Le goût de l’obstacle
Très prolifique en matière de projets de loi, ce conseiller d’Etat a-t-il privilégié un bilan au nombre? C’est un constat que fait le député démocrate-chrétien Vincent Maitre: «Pierre Maudet fonctionne au «tableau de chasse». La quantité a parfois pris le pas sur la qualité. Chaque paquet donne l’impression d’être bien ficelé mais la réalisation a révélé dans certains cas des défauts cachés.» Par exemple, la loi sur la restauration et les débits de boissons «qui engendre une surcharge administrative excessive» ou celle sur les taxis «qui reconnaît la légitimité des diffuseurs de course mais renforce aussi le monopole des jaunes». Le ministre ne nie pas des imperfections mais rejette toute frénésie de réforme, notamment dans ce domaine de la police du commerce. «L’Etat doit suivre les évolutions et ne pas se laisser dicter le tempo par l’économie», explique-t-il.
Le fait est que Pierre Maudet aime les dossiers complexes et les alliances improbables. Comme il dit, les obstacles le stimulent. Il ne baisse pas les armes facilement mais entend tout de même modifier quelque peu la manière, ménager ses forces et tirer les leçons du passé. «J’ai apprécié la situation et je ne referais plus le même combat sur la privatisation du convoyage des détenus, d’autant plus que les autres objectifs de la loi ont été atteints.» Ce dossier houleux – toute externalisation des tâches de convoyage a finalement été bannie par le parlement – lui a valu beaucoup de critiques et une réputation de grand roublard. Désormais, il préfère renoncer au combat retardateur (la métaphore est militaire) qui consiste à miner le terrain pour l’adversaire. Avec un constat: «Ce type de manœuvre dilatoire nuit à la politique.»

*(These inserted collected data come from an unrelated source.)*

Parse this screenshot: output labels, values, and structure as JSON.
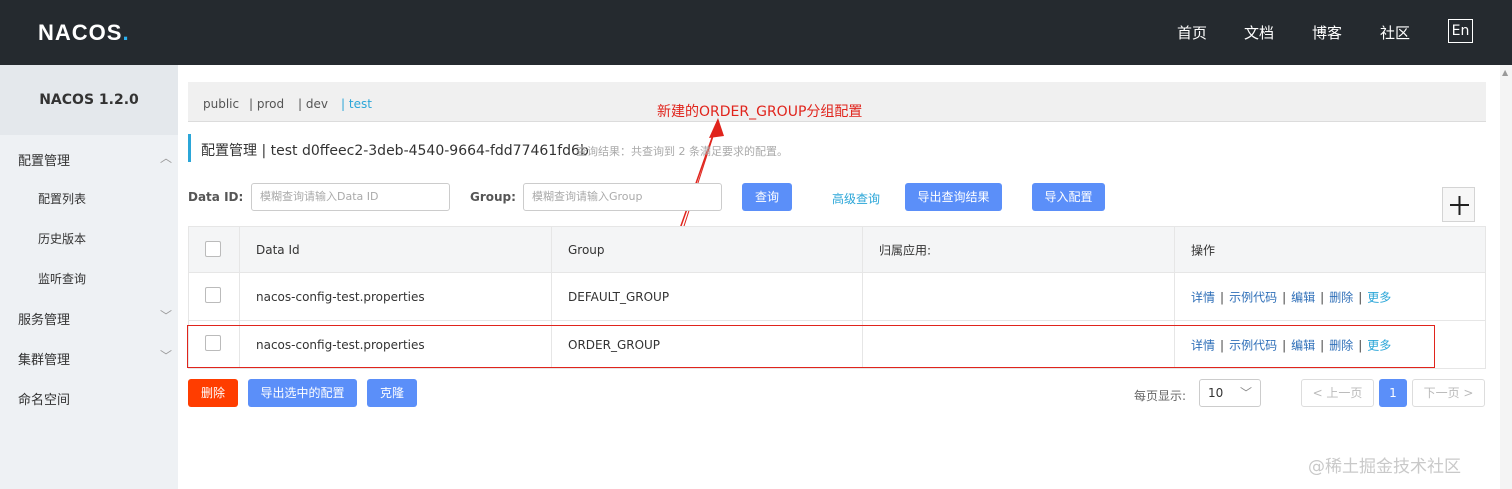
{
  "header": {
    "logo": "NACOS",
    "nav": [
      "首页",
      "文档",
      "博客",
      "社区"
    ],
    "lang": "En"
  },
  "sidebar": {
    "title": "NACOS 1.2.0",
    "groups": [
      {
        "label": "配置管理",
        "items": [
          "配置列表",
          "历史版本",
          "监听查询"
        ]
      },
      {
        "label": "服务管理"
      },
      {
        "label": "集群管理"
      },
      {
        "label": "命名空间"
      }
    ]
  },
  "namespaces": [
    "public",
    "| prod",
    "| dev",
    "| test"
  ],
  "annotation": "新建的ORDER_GROUP分组配置",
  "title": "配置管理 | test d0ffeec2-3deb-4540-9664-fdd77461fd6b",
  "query_result": "查询结果：共查询到 2 条满足要求的配置。",
  "search": {
    "data_id_label": "Data ID:",
    "data_id_placeholder": "模糊查询请输入Data ID",
    "group_label": "Group:",
    "group_placeholder": "模糊查询请输入Group",
    "query": "查询",
    "advanced": "高级查询",
    "export_results": "导出查询结果",
    "import": "导入配置"
  },
  "table": {
    "headers": [
      "Data Id",
      "Group",
      "归属应用:",
      "操作"
    ],
    "rows": [
      {
        "data_id": "nacos-config-test.properties",
        "group": "DEFAULT_GROUP",
        "app": ""
      },
      {
        "data_id": "nacos-config-test.properties",
        "group": "ORDER_GROUP",
        "app": ""
      }
    ],
    "ops": [
      "详情",
      "示例代码",
      "编辑",
      "删除",
      "更多"
    ]
  },
  "footer": {
    "delete": "删除",
    "export_selected": "导出选中的配置",
    "clone": "克隆",
    "page_size_label": "每页显示:",
    "page_size": "10",
    "prev": "< 上一页",
    "current_page": "1",
    "next": "下一页 >"
  },
  "watermark": "@稀土掘金技术社区",
  "colors": {
    "header_bg": "#252a2f",
    "primary": "#5b8ff9",
    "danger": "#ff3d00",
    "annotation": "#e0241c"
  }
}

La malédiction du scorpion
Que ses admirateurs se rassurent. Pierre Maudet ne s’est pas encore complètement métamorphosé. Il reste cet habile stratège qui arrive à faire aboutir un projet délicat comme Papyrus afin de régulariser une catégorie de sans-papiers, lutter contre le travail au noir, neutraliser par la même occasion ceux qui le combattent sur la question des renvois et soigner son profil humaniste. Il est encore ce communicateur hors pair qui arrive à faire passer l’issue d’une négociation avec les syndicats de la police comme un «accord historique» alors que l’Etat a cédé sur l’essentiel. Il demeure enfin cet adepte du contrôle qui, après s’être affranchi de la délicate prérogative consistant à décider des allégements de peine pour des condamnés dangereux, continue de lire chaque mois par-dessus l’épaule de ses services afin de vérifier si un double regard a bien été porté sur chaque situation et voir où se situent les divergences.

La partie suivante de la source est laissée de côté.